The measure was ordered within days after Norwegian fishermen last week spotted a beluga whale five miles off the coast in the North Sea, within view of a major Norwegian naval installation, NATO officials told Rueters.

When the whale defied normal behavior and continued to harass their boats, the fishermen spotted a strange harness wrapped around its body. “Property of V. Putin. Please return to Kremlin. Reward.” read an English inscription on the harness they later recovered.
The inscription and the beluga’s location near the naval base, viewed together, raised red flags. Norwegian coast guard leaders were notified and it was they who alerted NATO, a spokesman told Rueters.
Researchers say that the harness could have carried weapons or cameras, triggering new speculations about a sea mammal special operations program that the Russian navy is believed to have pursued for years.
Although the Russian Defense Ministry is denying the existence of such a program, the same ministry in 2016 published an ad in PETA’s flagship magazine, Animal Cruelty Sucks, seeking three male and two female bottlenose dolphins, seven belugas (either sex), a male sea-lion, 32 sea otters (no sex specified since they are nature’s most popular bi-sexuals), 14 Emperor penguins (average height 4 feet) and a pug terrier puppy.
“We never could figure why the puppy. Pugs can’t really swim, can they?” a NATO spokesman said.
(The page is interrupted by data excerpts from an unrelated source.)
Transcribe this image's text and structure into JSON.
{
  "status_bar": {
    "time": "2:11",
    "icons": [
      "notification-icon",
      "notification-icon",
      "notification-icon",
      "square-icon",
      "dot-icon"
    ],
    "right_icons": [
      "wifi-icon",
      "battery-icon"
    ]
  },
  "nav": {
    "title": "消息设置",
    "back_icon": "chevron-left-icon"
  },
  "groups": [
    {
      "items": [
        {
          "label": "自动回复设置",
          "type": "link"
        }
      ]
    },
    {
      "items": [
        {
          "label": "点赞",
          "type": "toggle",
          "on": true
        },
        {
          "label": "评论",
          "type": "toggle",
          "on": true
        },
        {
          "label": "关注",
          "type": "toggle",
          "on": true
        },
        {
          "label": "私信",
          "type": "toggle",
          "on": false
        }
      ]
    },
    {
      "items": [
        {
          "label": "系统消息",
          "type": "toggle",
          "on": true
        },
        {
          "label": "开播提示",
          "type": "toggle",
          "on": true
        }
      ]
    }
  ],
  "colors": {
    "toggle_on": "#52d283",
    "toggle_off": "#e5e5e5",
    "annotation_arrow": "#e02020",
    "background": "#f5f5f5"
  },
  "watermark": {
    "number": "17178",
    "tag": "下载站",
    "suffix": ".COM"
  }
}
Russia’s curious 2016 shopping list of sea mammals rang bells with some veteran NATO officers who said the 29-member defense organization once had a unique counter to the old Soviet Union’s use of belugas.
NATO in the 1980s brought in specialists from the US, UK and several non-member countries to a special facility in the Belgian port city of Ostend to train killer whales to eat the Russian-trained belugas believed to be spying along the shores of the Baltic and North seas.
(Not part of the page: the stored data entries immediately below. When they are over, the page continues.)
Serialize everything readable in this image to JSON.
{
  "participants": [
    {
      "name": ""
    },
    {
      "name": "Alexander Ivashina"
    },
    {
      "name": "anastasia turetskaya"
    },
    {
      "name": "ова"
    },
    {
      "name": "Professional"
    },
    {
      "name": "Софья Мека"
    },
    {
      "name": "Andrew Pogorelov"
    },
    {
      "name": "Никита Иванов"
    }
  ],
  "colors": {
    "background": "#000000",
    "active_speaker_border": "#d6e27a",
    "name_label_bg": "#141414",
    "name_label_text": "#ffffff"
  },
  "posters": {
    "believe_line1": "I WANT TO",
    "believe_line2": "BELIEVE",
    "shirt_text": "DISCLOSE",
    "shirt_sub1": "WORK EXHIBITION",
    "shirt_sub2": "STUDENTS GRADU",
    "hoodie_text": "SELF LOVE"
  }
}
“We thought it was a natural solution, and undetectable,” an intel officer told Rueters. “Killer whales eat belugas in the wild, so who would suspect anything if they gobbled the Russian ‘spies’?”
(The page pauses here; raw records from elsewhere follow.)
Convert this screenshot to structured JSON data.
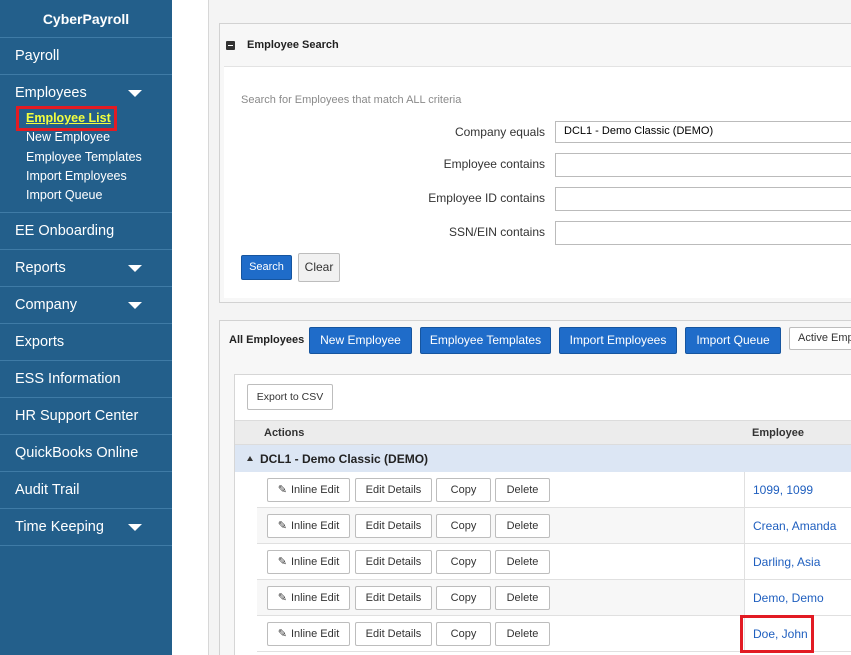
{
  "sidebar": {
    "brand": "CyberPayroll",
    "payroll": "Payroll",
    "employees": "Employees",
    "employee_sub": [
      "Employee List",
      "New Employee",
      "Employee Templates",
      "Import Employees",
      "Import Queue"
    ],
    "items_after": [
      "EE Onboarding",
      "Reports",
      "Company",
      "Exports",
      "ESS Information",
      "HR Support Center",
      "QuickBooks Online",
      "Audit Trail",
      "Time Keeping"
    ]
  },
  "search": {
    "title": "Employee Search",
    "hint": "Search for Employees that match ALL criteria",
    "company_label": "Company equals",
    "company_value": "DCL1 - Demo Classic (DEMO)",
    "employee_label": "Employee contains",
    "employee_id_label": "Employee ID contains",
    "ssn_label": "SSN/EIN contains",
    "search_button": "Search",
    "clear_button": "Clear"
  },
  "list": {
    "all_label": "All Employees",
    "buttons": [
      "New Employee",
      "Employee Templates",
      "Import Employees",
      "Import Queue"
    ],
    "filter": "Active Emp",
    "export": "Export to CSV",
    "col_actions": "Actions",
    "col_employee": "Employee",
    "group": "DCL1 - Demo Classic (DEMO)",
    "row_actions": [
      "Inline Edit",
      "Edit Details",
      "Copy",
      "Delete"
    ],
    "employees": [
      "1099, 1099",
      "Crean, Amanda",
      "Darling, Asia",
      "Demo, Demo",
      "Doe, John"
    ]
  },
  "colors": {
    "sidebar": "#235f8b",
    "primary_button": "#1f6cc9",
    "highlight": "#e21b23",
    "link": "#1f5fbf"
  }
}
But the plan never made it into practice. “The orcas (killer whales) were more interested in eating their trainers than those stupid belugas. We must have lost close to a dozen of them over a two-year period. Don’t you remember the shortage of trainers in the US thirty-some years ago? It was all over the media. Now you know why.”
After abandoning the so-called “Where’s The Beluga!?!” strategy, NATO turned its training efforts to a mix of land-based critters who wouldn’t be suspected of spying on Soviet facilities and who also possessed remarkable swimming skills.
From left to right: Russians never suspected a pig that could swim to secure locations while carrying a fake-bird camera on its back, one of NATO’s most successful animal-spy operations; Australia gave its NATO friends a rare find, a swimming kangaroo that could surreptitiously patrol Soviet waters while imitating a deer; and Uganda, hoping one day to join NATO, offered one of its prized pachyderms outfitted with radio-signal detectors in both tusks. “Find me one Russki beluga who’d fuck with this guy,” remarked a NATO source.(Photos by NATO)
Not all animals are cut out for the spy business, NATO trainers learned. Pugs really are nervous around water and aren’t large enough to carry a camera; labradors are as lazy as they are stupid, it turns out; but cats crave adventure and danger, this one landing in a swimming pool after evading capture by jumping from the 20th floor of a hotel in St. Petersburg, “Mission Accomplished.” (Photos by NATO)
NATO officials told Rueters they would put their motley collection of spying cats, dogs, pigs, kangaroos — and even the odd elephant — up against anything the Russians could throw at them, including disheartened hungry belugas.